I’m here. I’ve been missed. Michele reached out and told me so. I’m stunned to realize I’ve posted nary a word in nearly six months. Nary a photo. Nary an opinion, poem, or story. Six months. In my mind it has only been half that time, which is why I don’t rely on the good old gray matter to accurately assess the passage of time. My last post was back in January. It was a good one. If I had to leave you languishing on a last post I’m glad it was that one.
So why come back? Why now? Because when Michele mentioned she missed my voice I responded with the truth that I miss it too. I’ve given up some things over the six months I’ve been absent but this was not one of them; not intentionally anyway. I never meant to give this up. I truly didn’t realize how much time had passed and I kept telling myself I’d get something posted as soon as I ____________ (insert bullshit excuse), feel better, finish XYZ, recover from XYZ, etc. Now I can understand why the last six months have been such a shit show. Writing here is not a byproduct of feeling good. This is an active practice which supports feeling good. You have to DO IT to feel good, not wait until you feel good to do it.
Feeling good. Let’s just start there. I haven’t felt good. Writing here would have made me feel better but I denied myself the pleasure of it under the guise of having no energy, no joy, no reason, and nothing to say. Sounds like depression, doesn’t it? It was inevitable. Back in January I finally figured out what I want to do with my life. In order to do it I would have to change my life. I was ready and willing to make those changes but COMPLETELY unprepared for the emotional chaos all that change would trigger. I tried to deal with it the way I’ve always dealt with it, which is to go it alone and refuse to ask for help. It’s taken me six months to realize this doesn’t work for me anymore. Certainly not if I insist upon abandoning my perennial coping methods, right? Of course right.
I decided to ask for help. <—- Lie.
Nope, that’s not true. Big fat lie. I never ask for help. I would never just decide to ask for help. I wouldn’t seek help unless there was no other choice. Six months was the threshold. Not getting better, only getting worse, smart girl being a dumbass.
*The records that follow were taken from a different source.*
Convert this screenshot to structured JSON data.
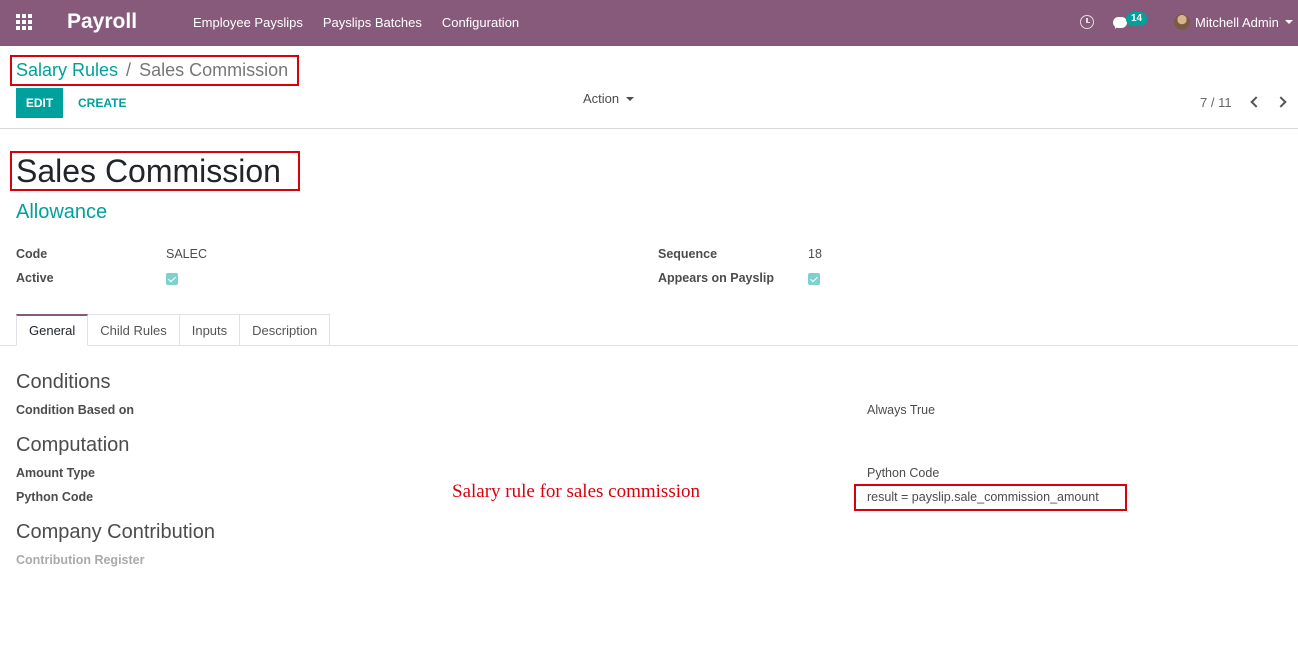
{
  "navbar": {
    "brand": "Payroll",
    "menu": [
      "Employee Payslips",
      "Payslips Batches",
      "Configuration"
    ],
    "chat_count": "14",
    "user_name": "Mitchell Admin"
  },
  "breadcrumb": {
    "parent": "Salary Rules",
    "separator": "/",
    "current": "Sales Commission"
  },
  "buttons": {
    "edit": "EDIT",
    "create": "CREATE",
    "action": "Action"
  },
  "pager": {
    "value": "7 / 11"
  },
  "record": {
    "title": "Sales Commission",
    "category": "Allowance",
    "code_label": "Code",
    "code_value": "SALEC",
    "active_label": "Active",
    "active_checked": true,
    "sequence_label": "Sequence",
    "sequence_value": "18",
    "appears_label": "Appears on Payslip",
    "appears_checked": true
  },
  "tabs": [
    "General",
    "Child Rules",
    "Inputs",
    "Description"
  ],
  "general": {
    "conditions_heading": "Conditions",
    "condition_based_label": "Condition Based on",
    "condition_based_value": "Always True",
    "computation_heading": "Computation",
    "amount_type_label": "Amount Type",
    "amount_type_value": "Python Code",
    "python_code_label": "Python Code",
    "python_code_value": "result = payslip.sale_commission_amount",
    "company_heading": "Company Contribution",
    "contribution_register_label": "Contribution Register"
  },
  "annotation": "Salary rule for sales commission",
  "colors": {
    "navbar": "#875A7B",
    "accent": "#00A09D",
    "highlight_box": "#d9000d"
  }
}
Obviously I can’t do it alone anymore. Refusing to ask for help is simply perpetuating my own suffering. And you’d probably imagine help was easy to get. All I needed to do was ask, right? You’d be wrong. Help is not easy to get; not even for a person of privilege. If I was in crisis it would be easy. Help is readily available if one is in crisis. If not, it’s certainly easy enough to see why folks wait until they are in crisis. They may not have had any choice.
I decided I should talk to a therapist. I asked some friends for recommendations. After calling all the therapists I was given I discovered almost no one is accepting new clients. The need for help is so great right now there simply aren’t enough therapists to treat us all. New clients can either sit for weeks or months on a waiting list or get referred somewhere else. Same story at all the somewhere elses. Most are not accepting new clients. For extra fun, those that can accept new clients don’t accept my health insurance (some don’t accept ANY health insurance), so I’d have to self-pay at a rate of $125 per hour.
Why won’t they accept health insurance? Because the insurance companies make it so hard for them to get paid, mine especially. The only alternative available right now is to agree to be treated by an unlicensed graduate student at a rate of $25 per hour. Said student works under the supervision of a licensed therapist but if the therapist is too swamped with patients to treat me, how can that therapist adequately supervise the student’s treatment of me? I passed on that option. I’m sitting on a waiting list.
I finally understand why so many people with mental health needs are walking around untreated. I finally understand why mental health needs so quickly spiral into mental health crises. People are already battling hopelessness before they make the phone call. If the result of the call is rejection — that’s not a joke; one of my follow-up emails actually contained the words “your request has been rejected” — hope is not going to bloom on a waiting list to self-pay.
I won’t be making any more jokes about mental health needs. No more name-calling. No more casual misuse/abuse of mental health references. No more scorn, intellectual eye-rolling, or postulating. I don’t have a diagnosis because I can’t get into a room with a therapist for an evaluation, much less a strategy, so I’m left with my best judgment, intuition, and self-care. This sounds all noble and self-aware and maybe even brave but I’m really no better than anyone else with the same symptoms. The way I have felt over the last six months is not funny. It just isn’t. Not for me and not for anyone. People need solutions and support; not commentary. If you can’t relate the most compassionate thing you can do is shut the fuck up.
So while I wait I am educating myself as best I can and reinstating all proven forms of self-advocacy, mood management, stress relief, and healthy creative outlets, such as this blog. I’m growing. I’m evolving. I’m physically well. I have support. I am not self-harming. I am not in crisis. Don’t be alarmed but please do be concerned that this situation is the reality for many folks whose needs are greater or more urgent and whose means are more compromised. I will keep making phone calls and asking for help. I’ll keep doing my homework and all the work. This is wellness ergo it is my practice and my passion. Daunting, uncomfortable, expensive, but not impossible. I’m trusting the Universe to make a way and trusting myself to find it. I’ll let you know how it goes.